Fraser-Pryce, już 35-latka, pochodzi z Kingston na Jamajce. Jest ośmiokrotną medalistką olimpijską w biegach na 100 i 200 m oraz w sztafecie. W dorobku ma również dziewięć tytułów mistrzyni świata, co stawia ją w gronie najwybitniejszych lekkoatletek w dziejach.
– Jej występ na Stadionie Śląskim może być spektakularny – ma nadzieję Małachowski. – Doświadczenie, które zbierała przez lata, nadal procentuje. W 2021 roku pobiegła u nas 10.81 sekundy, ustanawiając rekord mityngu. A teraz jest jeszcze szybsza! Kilka dni temu w Paryżu minęła metę w czasie 10.67 s. Uważamy, że w szczycie formy stać ją teraz nawet na rekord świata – dodaje dyrektor.
Swoboda tego lata również jest najszybsza w karierze. W czerwcowych mistrzostwach Polski w Suwałkach przebiegła (z wiatrem) koronny dystans w 10.99 s.
– Czuję dumę, że moje nazwisko jest w ogóle zestawiane z Shelly-Ann. To ikona. Każda sprinterka chce być taka jak ona. Każdy sportowiec chciałby wygrać choć połowę tego, ile ma w dorobku Fraser-Pryce. I tak długo być na topie. Mam nadzieję, że to będzie najlepsze żeńskie 100 metrów, jakie kiedykolwiek odbyło się na polskiej ziemi. Chciałabym 6 sierpnia minąć metę jak najbliżej legendy. Praca, którą wykonałam w ostatnich miesiącach, miała sens właśnie dla takich wydarzeń jak memoriał "Kamy". To mityng, który odbywa się na moim ulubionym stadionie. Musicie przyjechać i zobaczyć to na własne oczy! – przekonuje Swoboda.
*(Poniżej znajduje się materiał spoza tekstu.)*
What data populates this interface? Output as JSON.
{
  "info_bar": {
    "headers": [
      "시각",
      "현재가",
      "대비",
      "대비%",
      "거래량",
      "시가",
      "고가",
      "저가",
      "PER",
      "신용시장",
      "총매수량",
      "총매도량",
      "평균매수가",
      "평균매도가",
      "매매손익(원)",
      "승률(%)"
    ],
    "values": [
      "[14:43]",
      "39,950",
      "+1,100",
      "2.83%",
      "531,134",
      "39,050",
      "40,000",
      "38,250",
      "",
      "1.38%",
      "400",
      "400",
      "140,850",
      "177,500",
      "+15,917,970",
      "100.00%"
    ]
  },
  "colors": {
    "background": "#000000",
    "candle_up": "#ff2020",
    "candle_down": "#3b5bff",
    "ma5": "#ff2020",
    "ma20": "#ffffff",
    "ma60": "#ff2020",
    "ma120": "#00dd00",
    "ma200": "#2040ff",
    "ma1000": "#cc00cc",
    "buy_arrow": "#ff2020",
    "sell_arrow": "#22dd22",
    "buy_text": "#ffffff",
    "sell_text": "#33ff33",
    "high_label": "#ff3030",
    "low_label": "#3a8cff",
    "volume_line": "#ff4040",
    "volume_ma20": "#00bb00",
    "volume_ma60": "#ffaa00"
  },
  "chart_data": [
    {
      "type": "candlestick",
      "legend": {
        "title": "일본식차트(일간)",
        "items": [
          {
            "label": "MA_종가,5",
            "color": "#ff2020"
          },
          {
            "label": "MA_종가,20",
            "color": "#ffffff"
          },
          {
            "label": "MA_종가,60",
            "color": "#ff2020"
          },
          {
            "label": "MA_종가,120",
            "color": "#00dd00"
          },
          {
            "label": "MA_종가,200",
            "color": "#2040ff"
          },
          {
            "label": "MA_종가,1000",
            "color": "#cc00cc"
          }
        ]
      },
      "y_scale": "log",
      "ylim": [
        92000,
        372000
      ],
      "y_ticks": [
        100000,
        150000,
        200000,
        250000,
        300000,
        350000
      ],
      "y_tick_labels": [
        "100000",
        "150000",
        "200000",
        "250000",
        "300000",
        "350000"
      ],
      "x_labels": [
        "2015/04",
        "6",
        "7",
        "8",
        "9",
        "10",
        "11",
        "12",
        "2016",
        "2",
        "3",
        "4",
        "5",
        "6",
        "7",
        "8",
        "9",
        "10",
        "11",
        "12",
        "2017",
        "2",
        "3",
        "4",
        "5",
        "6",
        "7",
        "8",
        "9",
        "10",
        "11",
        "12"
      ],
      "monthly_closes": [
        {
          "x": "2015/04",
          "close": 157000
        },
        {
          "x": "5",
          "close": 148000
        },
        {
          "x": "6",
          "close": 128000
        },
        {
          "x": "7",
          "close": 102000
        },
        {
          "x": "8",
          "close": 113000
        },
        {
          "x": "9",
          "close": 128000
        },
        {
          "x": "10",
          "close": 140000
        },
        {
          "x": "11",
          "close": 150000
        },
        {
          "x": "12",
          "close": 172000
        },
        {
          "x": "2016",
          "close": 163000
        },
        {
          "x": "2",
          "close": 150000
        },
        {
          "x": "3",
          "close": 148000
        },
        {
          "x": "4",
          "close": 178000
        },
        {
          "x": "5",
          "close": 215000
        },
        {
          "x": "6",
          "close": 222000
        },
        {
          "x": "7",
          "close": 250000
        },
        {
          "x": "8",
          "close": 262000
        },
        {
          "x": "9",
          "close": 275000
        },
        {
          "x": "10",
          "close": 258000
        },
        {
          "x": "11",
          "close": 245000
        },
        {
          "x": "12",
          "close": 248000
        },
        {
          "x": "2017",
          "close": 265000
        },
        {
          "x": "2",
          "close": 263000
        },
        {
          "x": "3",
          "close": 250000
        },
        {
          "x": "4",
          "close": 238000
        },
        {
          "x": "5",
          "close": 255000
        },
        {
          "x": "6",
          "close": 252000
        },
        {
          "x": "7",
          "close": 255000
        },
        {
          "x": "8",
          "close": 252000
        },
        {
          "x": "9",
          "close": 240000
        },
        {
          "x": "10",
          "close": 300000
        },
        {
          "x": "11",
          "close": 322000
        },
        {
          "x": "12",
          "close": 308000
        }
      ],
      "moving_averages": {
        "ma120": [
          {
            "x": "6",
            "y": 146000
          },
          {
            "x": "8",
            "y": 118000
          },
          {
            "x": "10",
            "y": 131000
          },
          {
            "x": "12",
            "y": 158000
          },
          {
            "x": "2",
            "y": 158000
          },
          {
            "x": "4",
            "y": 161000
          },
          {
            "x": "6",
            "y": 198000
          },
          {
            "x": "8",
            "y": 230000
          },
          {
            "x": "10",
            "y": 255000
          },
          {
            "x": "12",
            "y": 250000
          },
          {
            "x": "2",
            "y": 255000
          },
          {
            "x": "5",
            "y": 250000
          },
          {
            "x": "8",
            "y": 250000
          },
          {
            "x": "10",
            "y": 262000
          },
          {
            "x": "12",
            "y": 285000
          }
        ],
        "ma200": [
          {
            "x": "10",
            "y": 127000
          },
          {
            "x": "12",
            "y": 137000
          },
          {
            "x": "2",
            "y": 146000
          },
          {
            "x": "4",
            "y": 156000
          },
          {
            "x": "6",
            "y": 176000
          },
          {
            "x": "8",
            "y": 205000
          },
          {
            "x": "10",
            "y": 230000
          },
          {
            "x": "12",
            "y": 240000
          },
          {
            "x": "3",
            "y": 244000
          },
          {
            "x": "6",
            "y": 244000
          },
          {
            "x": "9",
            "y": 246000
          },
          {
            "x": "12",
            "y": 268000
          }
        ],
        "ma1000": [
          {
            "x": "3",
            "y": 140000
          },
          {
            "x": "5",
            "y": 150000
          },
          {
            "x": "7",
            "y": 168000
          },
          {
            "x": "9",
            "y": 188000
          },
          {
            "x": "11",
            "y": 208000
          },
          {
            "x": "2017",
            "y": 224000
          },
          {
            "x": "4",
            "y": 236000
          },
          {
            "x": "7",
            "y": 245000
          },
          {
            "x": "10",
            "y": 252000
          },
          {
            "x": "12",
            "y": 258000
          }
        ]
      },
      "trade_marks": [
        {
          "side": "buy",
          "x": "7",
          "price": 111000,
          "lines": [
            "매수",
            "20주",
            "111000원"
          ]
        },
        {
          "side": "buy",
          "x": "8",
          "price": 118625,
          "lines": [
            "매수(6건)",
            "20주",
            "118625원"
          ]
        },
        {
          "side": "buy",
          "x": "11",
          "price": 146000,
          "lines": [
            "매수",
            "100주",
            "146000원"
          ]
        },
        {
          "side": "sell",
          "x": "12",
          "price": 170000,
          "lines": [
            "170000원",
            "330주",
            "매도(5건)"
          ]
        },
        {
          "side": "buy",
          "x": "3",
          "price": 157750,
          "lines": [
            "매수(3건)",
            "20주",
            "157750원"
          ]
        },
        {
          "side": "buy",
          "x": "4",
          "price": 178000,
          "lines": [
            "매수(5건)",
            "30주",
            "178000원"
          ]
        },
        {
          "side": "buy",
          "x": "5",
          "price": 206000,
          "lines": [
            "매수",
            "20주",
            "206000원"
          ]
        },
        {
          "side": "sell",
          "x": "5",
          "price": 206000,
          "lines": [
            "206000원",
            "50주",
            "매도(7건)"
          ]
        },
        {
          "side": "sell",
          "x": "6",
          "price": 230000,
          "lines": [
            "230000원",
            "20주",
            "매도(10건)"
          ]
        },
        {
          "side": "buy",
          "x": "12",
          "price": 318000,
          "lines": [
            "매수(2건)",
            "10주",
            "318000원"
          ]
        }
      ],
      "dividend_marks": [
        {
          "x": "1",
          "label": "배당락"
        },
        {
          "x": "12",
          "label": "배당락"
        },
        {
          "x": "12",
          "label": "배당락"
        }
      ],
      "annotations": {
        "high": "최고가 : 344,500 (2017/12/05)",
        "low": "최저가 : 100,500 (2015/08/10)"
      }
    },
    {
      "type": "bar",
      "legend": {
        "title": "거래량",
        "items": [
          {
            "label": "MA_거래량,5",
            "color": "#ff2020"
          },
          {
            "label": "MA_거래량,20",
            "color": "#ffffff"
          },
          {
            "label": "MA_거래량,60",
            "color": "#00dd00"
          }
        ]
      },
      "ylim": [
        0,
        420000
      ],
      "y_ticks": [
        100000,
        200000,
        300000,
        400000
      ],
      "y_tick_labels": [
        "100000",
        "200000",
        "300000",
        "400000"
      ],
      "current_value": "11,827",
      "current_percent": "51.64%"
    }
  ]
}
Fraser-Pryce oczywiście jest w tej chwili liderką światowych tabel. Co więcej, drugą Sherickę Jaskcon wyprzedza na nich aż o 0.1 sekundy, co w sprincie jest przepaścią. Ale to niejedyna postać spodziewana na Śląsku, która może pochwalić się takim statusem. Już teraz wiadomo bowiem, że w memoriałowym rzucie młotem wystąpią trzej najlepsi miotacze igrzysk w Tokio: Wojciech Nowicki, Eivind Henriksen i Paweł Fajdek. Co ważne, podobnie jak tyczkarze, pojawią się na stadionie już na początku imprezy. Pierwszy z wymienionych wiosną w „Kotle Czarownic" uzyskał 81,58 metra. Tego lata do tej pory nikomu nie udało się go przerzucić. Nowicki zaznacza, że występ w Silesia Memoriale Kamili Skolimowskiej co roku ma dla niego podwójne znaczenie.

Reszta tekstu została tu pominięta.